She moved like how velvet sparkled next to a Christmas tree. She sparkled like the Cullinan I… and II. She was grace wrapped in mercy boxed in love, and she had a way of making you forget that she was born again.
We made it up the walkway of her expansive manse, and there was a servant waiting for her at the door. Her driveway went up a rather steep, large hill. While the staff were dressed to the nines, they weren't in a uniform. The man was probably no more than 30, and the housemaid was no more than 25. She was surrounded by young staff. Yet, she had just as many older people working around her home. It was as if she had strategically triaged each position to fit each person. Everything about this, about her was fantastic. The servant took our shoes and coats, and we were brought into the massive foyer. The whole house was art deco inspired with geometric shapes. I walked into the circular shaped rotunda and looked up at and even bigger chandelier than the one Craig has. WE were led straight down to the hall. We then turned left into a library that was filled with books and a giant acacia wood table.

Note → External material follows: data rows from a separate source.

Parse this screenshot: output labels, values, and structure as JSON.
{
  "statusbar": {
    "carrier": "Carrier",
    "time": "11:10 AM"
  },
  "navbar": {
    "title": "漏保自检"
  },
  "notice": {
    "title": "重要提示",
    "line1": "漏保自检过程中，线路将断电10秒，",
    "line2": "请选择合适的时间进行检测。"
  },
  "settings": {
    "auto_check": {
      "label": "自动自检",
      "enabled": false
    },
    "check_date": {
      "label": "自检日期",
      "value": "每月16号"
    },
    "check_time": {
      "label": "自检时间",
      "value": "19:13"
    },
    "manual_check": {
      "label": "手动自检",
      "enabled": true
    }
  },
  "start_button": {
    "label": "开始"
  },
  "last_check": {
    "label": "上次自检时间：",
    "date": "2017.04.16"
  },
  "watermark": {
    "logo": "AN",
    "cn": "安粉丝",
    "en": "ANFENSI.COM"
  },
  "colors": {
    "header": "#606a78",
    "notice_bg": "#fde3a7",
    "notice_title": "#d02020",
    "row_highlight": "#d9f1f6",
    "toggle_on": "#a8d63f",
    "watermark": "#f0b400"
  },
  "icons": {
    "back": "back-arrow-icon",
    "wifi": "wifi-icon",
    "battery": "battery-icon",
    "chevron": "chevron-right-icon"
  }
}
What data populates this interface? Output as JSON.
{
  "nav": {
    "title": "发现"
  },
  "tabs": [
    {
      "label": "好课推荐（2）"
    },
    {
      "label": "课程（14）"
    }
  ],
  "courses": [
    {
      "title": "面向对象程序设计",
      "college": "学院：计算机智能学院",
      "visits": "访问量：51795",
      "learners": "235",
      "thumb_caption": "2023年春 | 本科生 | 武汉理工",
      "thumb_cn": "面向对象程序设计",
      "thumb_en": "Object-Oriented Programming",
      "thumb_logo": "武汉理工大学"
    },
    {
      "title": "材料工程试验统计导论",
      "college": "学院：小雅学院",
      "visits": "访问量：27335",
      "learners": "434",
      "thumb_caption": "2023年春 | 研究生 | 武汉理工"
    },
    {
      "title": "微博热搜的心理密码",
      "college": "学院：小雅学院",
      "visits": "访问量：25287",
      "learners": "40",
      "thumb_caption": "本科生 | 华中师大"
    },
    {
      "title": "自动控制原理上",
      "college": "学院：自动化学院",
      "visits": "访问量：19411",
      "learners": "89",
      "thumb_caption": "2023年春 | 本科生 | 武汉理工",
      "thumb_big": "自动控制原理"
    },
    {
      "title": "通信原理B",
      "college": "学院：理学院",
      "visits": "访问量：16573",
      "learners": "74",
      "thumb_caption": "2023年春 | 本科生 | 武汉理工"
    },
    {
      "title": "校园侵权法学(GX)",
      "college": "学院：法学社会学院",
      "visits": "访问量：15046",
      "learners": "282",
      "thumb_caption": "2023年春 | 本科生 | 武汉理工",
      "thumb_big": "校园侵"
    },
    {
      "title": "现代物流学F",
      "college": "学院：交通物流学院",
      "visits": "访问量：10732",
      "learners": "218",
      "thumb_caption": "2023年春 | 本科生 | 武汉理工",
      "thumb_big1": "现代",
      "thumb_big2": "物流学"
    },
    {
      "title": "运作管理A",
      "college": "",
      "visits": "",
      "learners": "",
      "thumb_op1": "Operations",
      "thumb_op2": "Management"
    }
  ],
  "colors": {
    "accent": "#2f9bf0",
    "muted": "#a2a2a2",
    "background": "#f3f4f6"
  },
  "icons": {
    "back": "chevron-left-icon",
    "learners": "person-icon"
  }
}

“Meryl, before we have tea, I have a gift for you. Before you start to protest, though, let’s get seated. I want to tell you a story before you refuse. You may change your mind,” she said all that as she was unpacking the sterling silver serving cart.
The young man who took us down the hallway and into the library had already pulled my chair back from the long acacia wood table that we were to dine upon. She position me at the head of the table, and she was sitting to the immediate right of the guest-of-honor placement. Everything had been set up properly, prior to me ever agreeing to the tea. I was getting suspicious by now.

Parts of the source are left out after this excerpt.